There I hear the author herself — Mary Ann Evans writing as George Eliot — who was herself plain but quite compelling and fired up with intellect and sympathy for others. What I love about Eliot's work, discursive as it can get when talking about politics of the time or science, is that she does wind those social details into the lives of all these characters in a provincial town. The discussion of medical prejudices, for instance, was not unlike all the anti-science attitudes expressed now. We still get mired down with small thinking, our tiny-speck selves made to seem bigger when amplified on social media. I doubt George Eliot would have been surprised.
The description of Mr. Trumbull's delight and self-importance at having his vital signs recorded for science was comical - "...by learning many new words which seemed suited to the dignity of his secretions" was by far my favorite example.
The description of Casaubon's awareness of his illness and its impact on him was thought-provoking, especially the section containing the following line: "When the commonplace 'We must all die' transforms itself suddenly into the 'I must die-and soon'..." Again, George Eliot is presenting this bitter, selfish man and his underlying motives for my empathetic consideration when I just want to completely dislike him - I'm wondering if that was her goal or if she was just so skilled at developing complex characters.

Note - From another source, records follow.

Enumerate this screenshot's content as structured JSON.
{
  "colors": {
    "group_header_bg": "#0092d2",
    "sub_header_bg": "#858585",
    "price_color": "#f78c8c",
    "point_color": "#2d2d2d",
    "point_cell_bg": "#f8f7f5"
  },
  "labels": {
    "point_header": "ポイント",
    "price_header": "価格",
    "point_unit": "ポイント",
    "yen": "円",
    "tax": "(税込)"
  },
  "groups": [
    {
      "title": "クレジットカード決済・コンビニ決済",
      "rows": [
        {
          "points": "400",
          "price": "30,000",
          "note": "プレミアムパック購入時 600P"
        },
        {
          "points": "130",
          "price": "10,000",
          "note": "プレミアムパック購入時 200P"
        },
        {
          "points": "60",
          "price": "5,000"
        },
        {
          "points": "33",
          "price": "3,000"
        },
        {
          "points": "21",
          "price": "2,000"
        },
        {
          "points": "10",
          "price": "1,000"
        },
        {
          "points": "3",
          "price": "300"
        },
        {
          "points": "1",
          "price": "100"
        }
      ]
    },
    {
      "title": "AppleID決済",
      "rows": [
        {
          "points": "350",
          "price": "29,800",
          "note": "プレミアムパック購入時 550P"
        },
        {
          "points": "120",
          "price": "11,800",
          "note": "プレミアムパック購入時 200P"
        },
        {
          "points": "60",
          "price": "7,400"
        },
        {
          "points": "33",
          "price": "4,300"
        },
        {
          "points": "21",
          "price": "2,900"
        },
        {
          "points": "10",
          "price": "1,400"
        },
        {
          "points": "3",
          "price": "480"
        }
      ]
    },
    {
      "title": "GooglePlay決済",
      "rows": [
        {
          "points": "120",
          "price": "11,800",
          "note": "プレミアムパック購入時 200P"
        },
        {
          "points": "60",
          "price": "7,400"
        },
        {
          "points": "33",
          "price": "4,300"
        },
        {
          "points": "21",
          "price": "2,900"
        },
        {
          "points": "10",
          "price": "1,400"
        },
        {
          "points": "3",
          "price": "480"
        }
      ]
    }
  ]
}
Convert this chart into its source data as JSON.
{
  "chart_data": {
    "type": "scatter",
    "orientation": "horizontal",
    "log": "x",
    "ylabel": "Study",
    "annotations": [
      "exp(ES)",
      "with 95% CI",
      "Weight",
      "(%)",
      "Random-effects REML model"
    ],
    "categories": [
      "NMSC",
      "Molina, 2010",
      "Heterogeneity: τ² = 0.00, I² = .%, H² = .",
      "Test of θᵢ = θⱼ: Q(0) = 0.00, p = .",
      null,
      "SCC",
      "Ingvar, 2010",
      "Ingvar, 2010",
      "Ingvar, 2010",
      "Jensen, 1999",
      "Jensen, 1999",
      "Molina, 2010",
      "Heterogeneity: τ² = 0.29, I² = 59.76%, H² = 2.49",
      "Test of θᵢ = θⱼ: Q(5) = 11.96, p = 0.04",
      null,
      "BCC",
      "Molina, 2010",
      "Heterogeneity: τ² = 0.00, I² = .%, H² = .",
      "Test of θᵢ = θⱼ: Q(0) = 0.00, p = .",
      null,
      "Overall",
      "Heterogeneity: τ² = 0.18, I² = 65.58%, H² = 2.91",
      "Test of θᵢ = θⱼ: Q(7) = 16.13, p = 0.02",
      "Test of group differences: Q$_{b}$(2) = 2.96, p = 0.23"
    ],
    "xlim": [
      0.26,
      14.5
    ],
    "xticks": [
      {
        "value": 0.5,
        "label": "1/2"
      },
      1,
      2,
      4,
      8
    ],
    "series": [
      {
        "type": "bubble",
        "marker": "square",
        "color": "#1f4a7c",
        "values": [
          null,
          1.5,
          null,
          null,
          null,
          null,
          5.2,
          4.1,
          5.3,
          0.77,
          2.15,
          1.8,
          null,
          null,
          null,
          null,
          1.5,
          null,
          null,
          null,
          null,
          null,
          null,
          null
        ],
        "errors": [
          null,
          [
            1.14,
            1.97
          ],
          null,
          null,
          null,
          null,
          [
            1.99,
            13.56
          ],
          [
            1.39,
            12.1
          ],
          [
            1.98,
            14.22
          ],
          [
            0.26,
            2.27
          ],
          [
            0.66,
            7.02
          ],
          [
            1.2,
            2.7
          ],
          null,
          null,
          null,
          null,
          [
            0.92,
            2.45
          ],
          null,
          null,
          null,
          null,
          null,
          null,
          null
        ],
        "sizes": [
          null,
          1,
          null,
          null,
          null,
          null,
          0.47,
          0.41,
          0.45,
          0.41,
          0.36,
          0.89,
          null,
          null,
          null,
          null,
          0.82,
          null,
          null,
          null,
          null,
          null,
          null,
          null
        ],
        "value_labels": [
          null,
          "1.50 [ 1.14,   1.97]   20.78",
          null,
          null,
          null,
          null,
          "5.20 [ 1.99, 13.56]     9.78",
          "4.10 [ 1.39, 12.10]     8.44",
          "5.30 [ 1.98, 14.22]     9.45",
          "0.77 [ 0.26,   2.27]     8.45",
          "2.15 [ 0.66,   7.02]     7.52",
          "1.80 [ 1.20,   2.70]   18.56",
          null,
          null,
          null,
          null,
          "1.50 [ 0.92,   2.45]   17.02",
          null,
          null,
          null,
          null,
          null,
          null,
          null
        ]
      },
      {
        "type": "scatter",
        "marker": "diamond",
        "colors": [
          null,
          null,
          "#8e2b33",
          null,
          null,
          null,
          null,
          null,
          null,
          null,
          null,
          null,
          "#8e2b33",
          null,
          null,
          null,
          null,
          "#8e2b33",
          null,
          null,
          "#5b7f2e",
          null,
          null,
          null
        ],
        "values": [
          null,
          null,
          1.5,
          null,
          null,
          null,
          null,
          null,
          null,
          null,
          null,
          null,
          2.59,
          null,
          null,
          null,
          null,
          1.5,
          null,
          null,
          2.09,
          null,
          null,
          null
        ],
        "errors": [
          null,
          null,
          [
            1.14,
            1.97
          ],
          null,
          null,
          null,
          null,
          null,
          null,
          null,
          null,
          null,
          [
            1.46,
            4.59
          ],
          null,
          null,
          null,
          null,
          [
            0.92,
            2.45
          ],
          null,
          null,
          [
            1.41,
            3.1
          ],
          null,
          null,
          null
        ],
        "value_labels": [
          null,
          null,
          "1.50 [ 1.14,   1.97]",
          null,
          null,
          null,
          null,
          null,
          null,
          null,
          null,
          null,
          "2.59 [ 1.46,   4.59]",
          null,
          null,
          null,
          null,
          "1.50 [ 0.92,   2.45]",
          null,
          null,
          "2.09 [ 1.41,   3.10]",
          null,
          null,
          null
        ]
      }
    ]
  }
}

The whole of Chapter 42 felt like a huge shift in Dorothea's marriage - from (still) striving to earn her husband's love and respect; to despising him; to some sort of caring that is not pity, but not romantic love either. The way Eliot describes the small things that are not small at all is incredible - she must have been such a keen observer of human nature. The description of Casaubon refusing to soften into Dorothea as they walked together and its impact on her feelings felt so relatable to me: "...it is in these acts called trivialities that the seeds of joy are ever wasted..." I'm finding that I really enjoy getting the dual perspective of the narrator and the characters - it makes their behaviors and missteps so much more poignant and heart-warming.